Well, yesterday some friends came over who, like me and my partner, are big fans of games like Carcassonne, Alhambra and Settlers of Catan. They brought a lovely-looking game with them called The Castles of Mad King Ludwig (which I notice, in German, is called 'The Castles of King Ludwig' - perhaps calling him 'Mad' King Ludwig isn't considered polite in Germany, I don't know). The idea of the game is similar to Alhambra - the players are competing with each other to build castles (for King Ludwig, each player being literally a builder) by buying 'rooms' which are offered for sale through a semi-random process.
Illustration from BoardGameGeek - Castles of Mad King Ludwig, Bézier Games, 2014 — sample layout (image provided by the publisher) - link above |
The game features around 80 tiles which are rooms of different functions - observatories, gardens, dining rooms, armouries, dungeons, fungus rooms - but, unlike Alhambra, also different sizes and shapes, ranging from small rooms (approximately 20' square?) to huge ones (perhaps 12 times the size of the smallest, around 60'x80' maybe?), that are square, round, oval, L-shaped and rectangular. They're a bit like the old 'Dungeon Geomorphs' that used to be around back in the day, but they actually have room names on them.
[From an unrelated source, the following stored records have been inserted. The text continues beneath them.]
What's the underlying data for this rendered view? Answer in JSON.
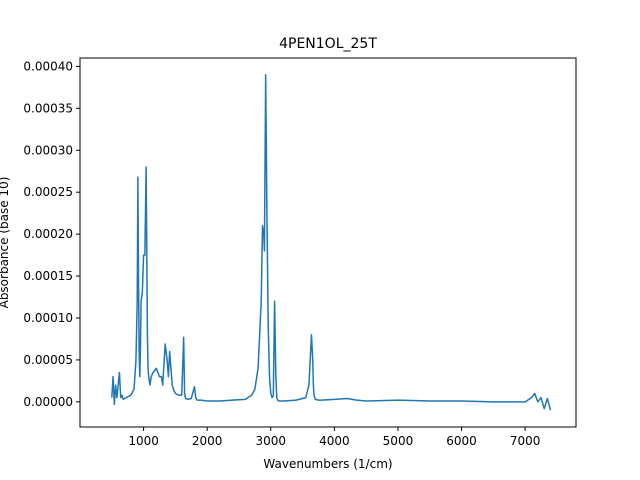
{
  "chart_data": {
    "type": "line",
    "title": "4PEN1OL_25T",
    "xlabel": "Wavenumbers (1/cm)",
    "ylabel": "Absorbance (base 10)",
    "xlim": [
      0,
      7800
    ],
    "ylim": [
      -3e-05,
      0.00041
    ],
    "xticks": [
      1000,
      2000,
      3000,
      4000,
      5000,
      6000,
      7000
    ],
    "xtick_labels": [
      "1000",
      "2000",
      "3000",
      "4000",
      "5000",
      "6000",
      "7000"
    ],
    "yticks": [
      0,
      5e-05,
      0.0001,
      0.00015,
      0.0002,
      0.00025,
      0.0003,
      0.00035,
      0.0004
    ],
    "ytick_labels": [
      "0.00000",
      "0.00005",
      "0.00010",
      "0.00015",
      "0.00020",
      "0.00025",
      "0.00030",
      "0.00035",
      "0.00040"
    ],
    "grid": false,
    "line_color": "#1f77b4",
    "series": [
      {
        "x": [
          500,
          520,
          540,
          560,
          580,
          600,
          620,
          640,
          660,
          680,
          700,
          750,
          800,
          850,
          880,
          900,
          910,
          920,
          930,
          940,
          950,
          960,
          980,
          1000,
          1020,
          1040,
          1050,
          1060,
          1070,
          1080,
          1100,
          1120,
          1150,
          1200,
          1250,
          1280,
          1300,
          1340,
          1370,
          1390,
          1410,
          1430,
          1450,
          1470,
          1500,
          1550,
          1600,
          1630,
          1645,
          1660,
          1700,
          1750,
          1800,
          1820,
          1840,
          1900,
          2000,
          2200,
          2400,
          2600,
          2700,
          2750,
          2800,
          2850,
          2870,
          2890,
          2900,
          2920,
          2940,
          2960,
          2980,
          3000,
          3020,
          3040,
          3060,
          3080,
          3095,
          3110,
          3130,
          3200,
          3400,
          3550,
          3600,
          3640,
          3660,
          3670,
          3680,
          3700,
          3750,
          3800,
          4000,
          4200,
          4350,
          4500,
          5000,
          5500,
          6000,
          6500,
          6800,
          7000,
          7100,
          7150,
          7200,
          7250,
          7300,
          7350,
          7400
        ],
        "y": [
          5e-06,
          3e-05,
          -3e-06,
          2e-05,
          5e-06,
          2e-05,
          3.5e-05,
          5e-06,
          8e-06,
          3e-06,
          4e-06,
          6e-06,
          8e-06,
          1.5e-05,
          5e-05,
          0.00012,
          0.000268,
          0.00015,
          6e-05,
          3e-05,
          6e-05,
          0.00012,
          0.00013,
          0.000175,
          0.000175,
          0.00028,
          0.00018,
          8e-05,
          4e-05,
          3e-05,
          2e-05,
          3e-05,
          3.5e-05,
          4e-05,
          3e-05,
          3e-05,
          2e-05,
          6.9e-05,
          5e-05,
          3e-05,
          6e-05,
          4e-05,
          2e-05,
          1.5e-05,
          1e-05,
          8e-06,
          8e-06,
          7.7e-05,
          1e-05,
          4e-06,
          3e-06,
          4e-06,
          1.8e-05,
          5e-06,
          2e-06,
          2e-06,
          1e-06,
          1e-06,
          2e-06,
          3e-06,
          8e-06,
          1.5e-05,
          4e-05,
          0.00012,
          0.00021,
          0.0002,
          0.00018,
          0.00039,
          0.00022,
          9e-05,
          3e-05,
          1e-05,
          5e-06,
          7e-06,
          0.00012,
          3e-05,
          5e-06,
          2e-06,
          1e-06,
          1e-06,
          2e-06,
          5e-06,
          2e-05,
          8e-05,
          5e-05,
          2e-05,
          8e-06,
          3e-06,
          2e-06,
          2e-06,
          3e-06,
          4e-06,
          2e-06,
          1e-06,
          2e-06,
          1e-06,
          1e-06,
          0.0,
          0.0,
          0.0,
          5e-06,
          1e-05,
          0.0,
          5e-06,
          -8e-06,
          4e-06,
          -1e-05
        ]
      }
    ]
  }
}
Because there is a randomised element to the game, also included is a pack of cards which more-or-less corresponds to the shapes/size, and therefore cost, of the rooms (all L-shaped rooms cost the same, but not all L-shaped rooms are the same type; all small square rooms cost the same but again are of different types). The cards are used to determine which room shapes are offered to the players each round. In theory the cards could be used to 'build' a dungeon through a process of randomising which room-shape comes next in the random sequence. There are also stair and corridor pieces to link levels and sections.
However, the cards do not match the rooms exactly - there are fewer cards than rooms, presumably so that some (random) rooms are always left unused (otherwise one could always go 'I'll hold out for the Observatory' knowing that it was bound to appear - this way there are always some room tiles that won't appear but there is no way of knowing which). Also, there is no way I could see to determine which type (as opposed to size/shape) of room could come next. I haven't closely examined all the pieces however, so I don't know whether it would be possible. But even if there isn't a way to do that, a random process which included all the possibilities (say, 'random room' tables for surface and sub-surface rooms which between them included all the options, perhaps more than once) could allow a randomised space in which a designed monster set could live.
If I bought it, it would of course be to play as 'The Castles of Mad King Ludwig'. If I could also use it as a 'random room generator' though, that would be an added bonus!